Figure 1|Two pharmacological strategies to restore rhodopsin homeostasis for treating RHO-associated retinitis pigmentosa.
As a photopigment, rhodopsin is the most abundant protein located in the outer segments (OS) of rods, and it enables the characteristic high photosensitivity (Palczewski, 2006). Binding with an 11-cis-retinal chromophore allows photoactivation of rhodopsin and initiation of visual phototransduction. Biosynthesis of rhodopsin reaches about 6 million molecules per day per rod, lasting for the cell’s entire life span. The biosynthesis of rhodopsin requires highly coordinated regulation of the RHO gene expression, protein translation and folding, glycosylation, palmitoylation, and transport to the OS. Dysregulation of any of these steps can lead to rod stress and death. As a class A G-protein coupled receptor and a membrane protein that is not as stable as soluble proteins, the folding of a nascent apoprotein rod opsin is supported and monitored by molecular chaperones in the endoplasmic reticulum (ER) (Athanasiou et al., 2018). Misfolded rhodopsin activates the ER associated protein degradation (ERAD) pathway, leading to its degradation by the ubiquitin-proteasome system or the lysosome system (Figure 1A). Mutations that cause rhodopsin misfolding continuously activate the ERAD pathway, and the overwhelmed proteolytic system eventually results in rod death. In the OS disc membranes, the photobleached rhodopsin finally releases all-trans-retinal and converts to rod opsin for pigment regeneration. The rod opsin mutants, lacking any ligand to stabilize its structure during pigment regeneration, is highly vulnerable to misfolding; this misfolded rod opsin can disrupt the OS membrane structure and add to rod stress.

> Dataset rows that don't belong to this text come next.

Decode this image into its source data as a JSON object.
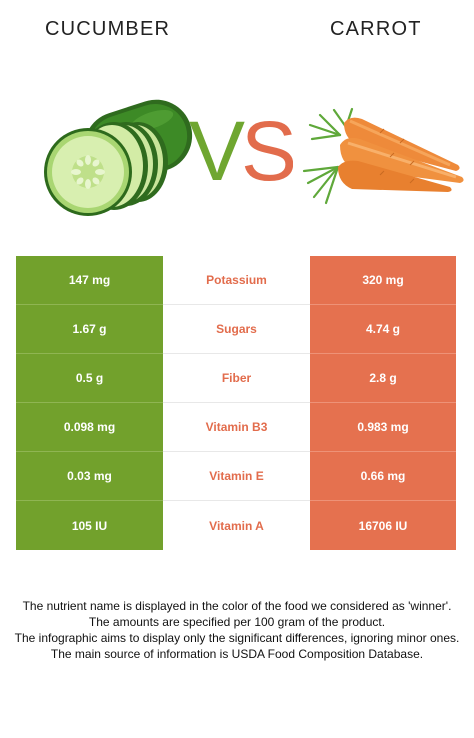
{
  "header": {
    "left_title": "CUCUMBER",
    "right_title": "CARROT"
  },
  "vs": {
    "v": "V",
    "s": "S"
  },
  "colors": {
    "winner_left": "#72a12c",
    "winner_right": "#e5714f",
    "vs_green": "#6fa630",
    "vs_red": "#e26c4c"
  },
  "icons": [
    "cucumber-image",
    "carrot-image"
  ],
  "rows": [
    {
      "nutrient": "Potassium",
      "left": "147 mg",
      "right": "320 mg"
    },
    {
      "nutrient": "Sugars",
      "left": "1.67 g",
      "right": "4.74 g"
    },
    {
      "nutrient": "Fiber",
      "left": "0.5 g",
      "right": "2.8 g"
    },
    {
      "nutrient": "Vitamin B3",
      "left": "0.098 mg",
      "right": "0.983 mg"
    },
    {
      "nutrient": "Vitamin E",
      "left": "0.03 mg",
      "right": "0.66 mg"
    },
    {
      "nutrient": "Vitamin A",
      "left": "105 IU",
      "right": "16706 IU"
    }
  ],
  "footer": {
    "line1": "The nutrient name is displayed in the color of the food we considered as 'winner'.",
    "line2": "The amounts are specified per 100 gram of the product.",
    "line3": "The infographic aims to display only the significant differences, ignoring minor ones.",
    "line4": "The main source of information is USDA Food Composition Database."
  }
}
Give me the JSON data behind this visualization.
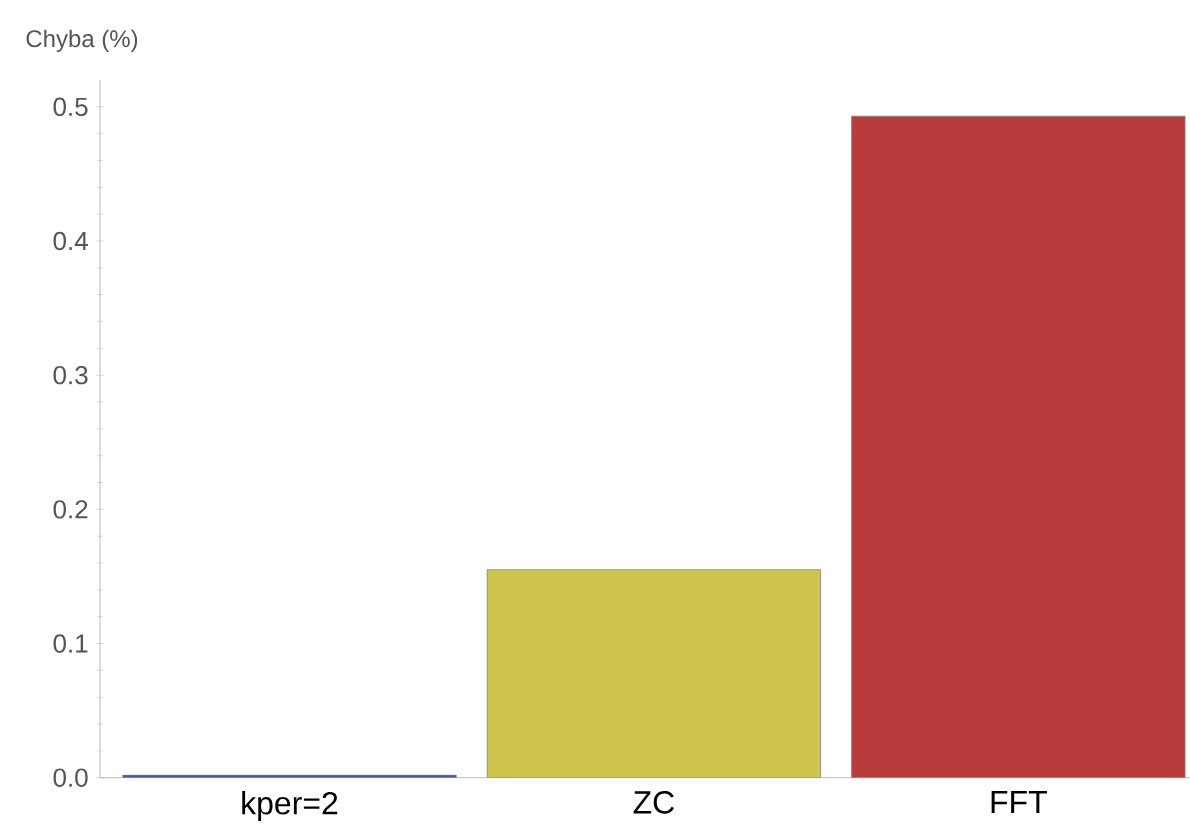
{
  "chart_data": {
    "type": "bar",
    "ylabel": "Chyba (%)",
    "categories": [
      "kper=2",
      "ZC",
      "FFT"
    ],
    "values": [
      0.002,
      0.155,
      0.493
    ],
    "colors": [
      "#3d5a9e",
      "#cfc44e",
      "#b83c3c"
    ],
    "ylim": [
      0,
      0.52
    ],
    "yticks": [
      {
        "value": 0,
        "label": "0.0"
      },
      0.1,
      0.2,
      0.3,
      0.4,
      0.5
    ],
    "grid": false
  }
}
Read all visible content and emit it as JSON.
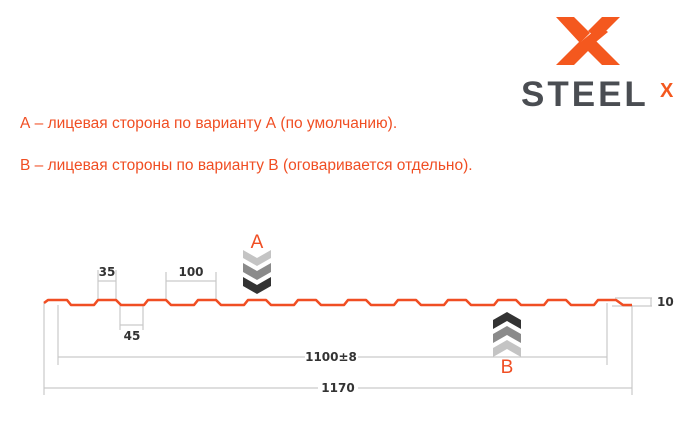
{
  "logo": {
    "text": "STEEL",
    "superscript": "X",
    "icon": "steelx-x-logo-icon",
    "colors": {
      "orange": "#f4581e",
      "gray": "#4a4d52"
    }
  },
  "notes": [
    "А – лицевая сторона по варианту А (по умолчанию).",
    "В – лицевая стороны по варианту В (оговаривается отдельно)."
  ],
  "diagram": {
    "profile_color": "#f04e23",
    "dimensions": {
      "top_width": "35",
      "pitch": "100",
      "bottom_width": "45",
      "height": "10",
      "working_width": "1100±8",
      "total_width": "1170"
    },
    "side_a": {
      "label": "A",
      "icon": "chevrons-down-icon"
    },
    "side_b": {
      "label": "B",
      "icon": "chevrons-up-icon"
    }
  }
}
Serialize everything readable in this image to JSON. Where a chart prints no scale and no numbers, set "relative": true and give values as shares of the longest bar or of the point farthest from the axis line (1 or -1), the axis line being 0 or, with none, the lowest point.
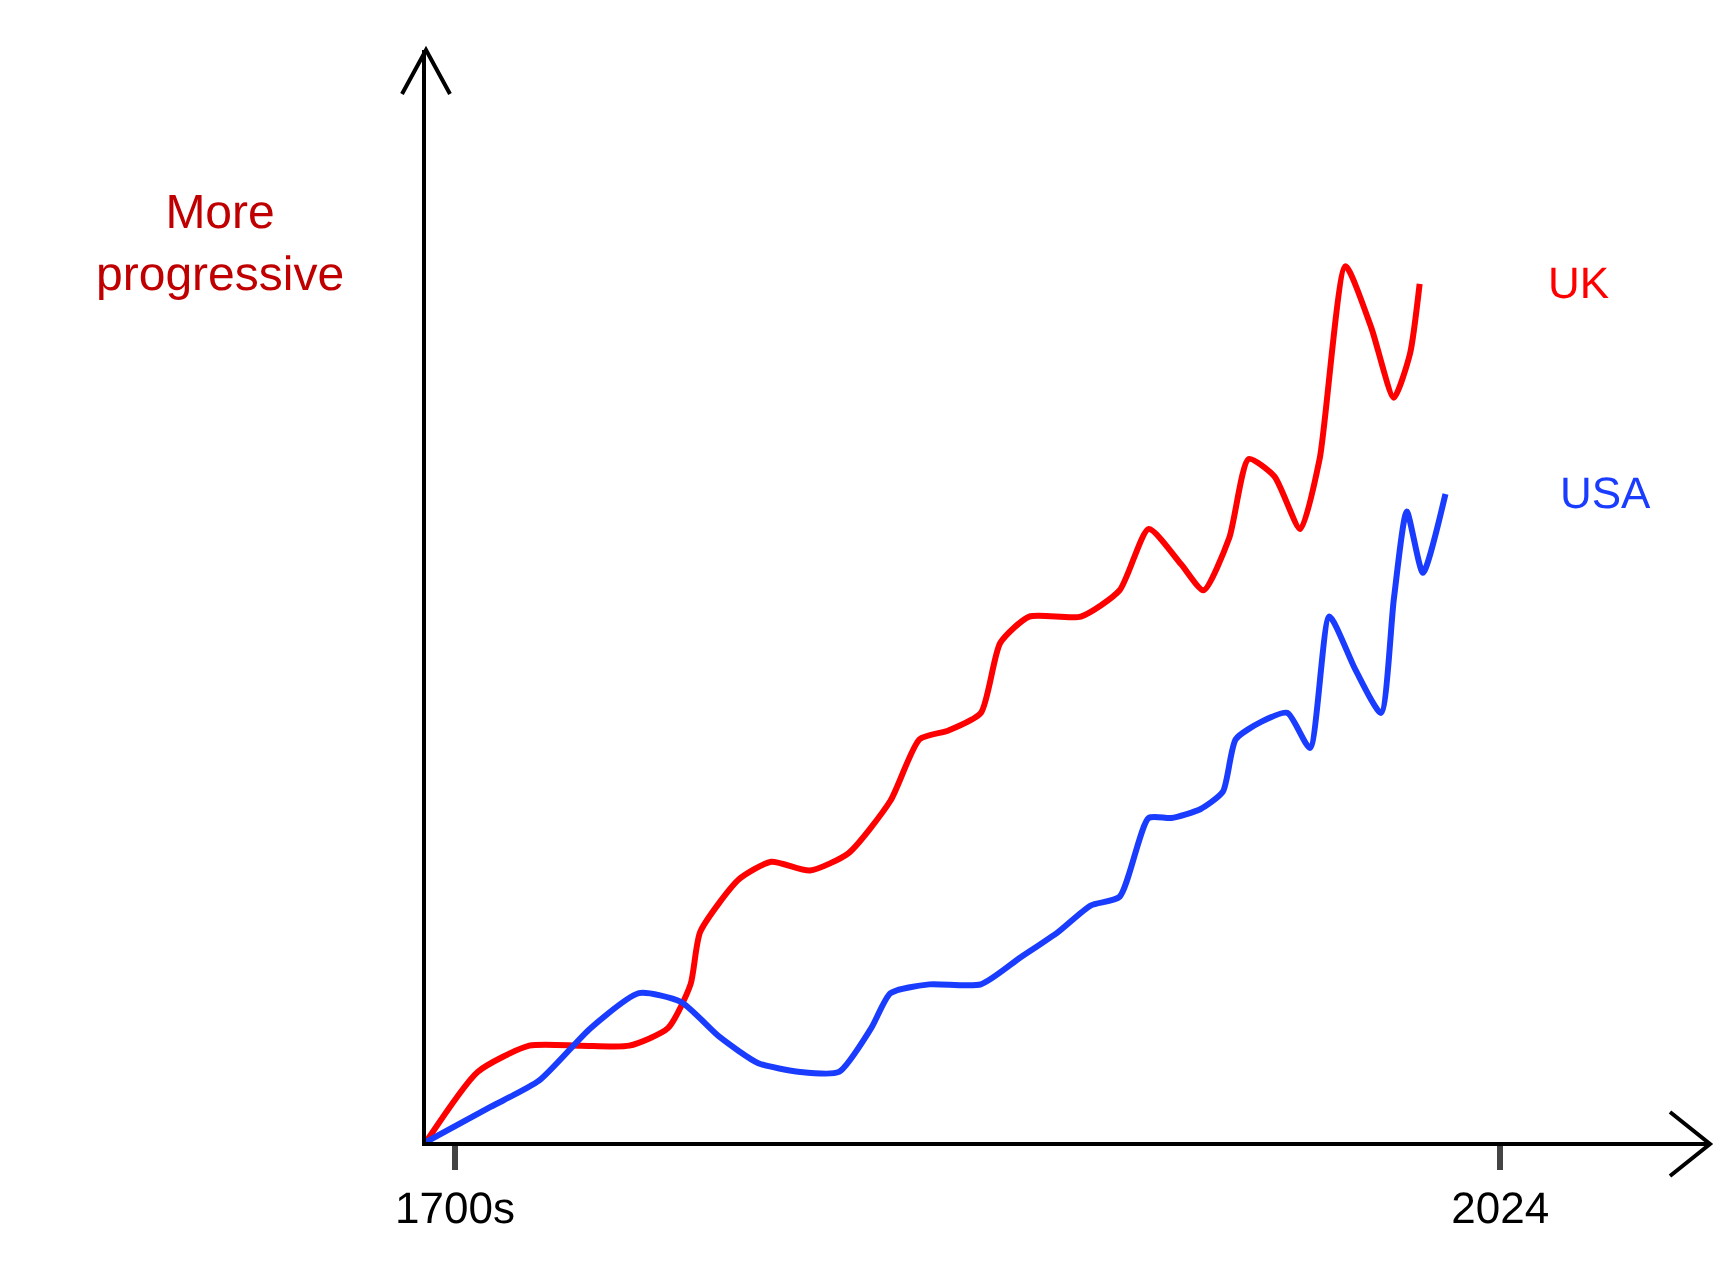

Using a luciferase reporter assay (Figure 2A), we performed a small-molecule high-throughput screening of 68,979 compounds (Figure 2B) and identified 9 compounds that selectively reduced the misfolded P23H rod opsin without an effect on the wild type rod opsin protein. Further, we found that five of these compounds, including methotrexate (MTX), promoted the degradation of misfolded rod opsin mutants. MTX, a drug commonly used off-label for treating retinal edema, already has rich documentation of its ocular pharmacokinetics and safety. MTX also showed higher selectivity in clearing mutant than WT rhodopsin (Figure 2C). Given this evidence, we selected MTX for a pilot study investigating its mechanism of action and efficacy. By pharmacologically blocking the proteasomal and the lysosomal pathways, we showed MTX induced degradation of P23H rod opsin via the lysosomal, but not the proteasomal pathway in the NIH3T3 cells. An intravitreal injection of MTX also increased the autophagy flux in vivo in the RhoP23H/+ mouse retina, suggesting MTX clears misfolded rhodopsin mainly via the autophagy-lysosome pathway. Importantly, one intravitreal injection of 25 pmol MTX at postnatal day (PND15) increased electroretinogram (ERG) response and rhodopsin level in the retinae of RhoP23H/+ knock-in mice at one month of age. Further, four weekly intravitreal injections increased the photoreceptor cell number in the retinae of RhoP23H/+ mice compared to vehicle control. Our study showed a therapeutic potential of repurposing MTX for the treatment of RHO-associated RP.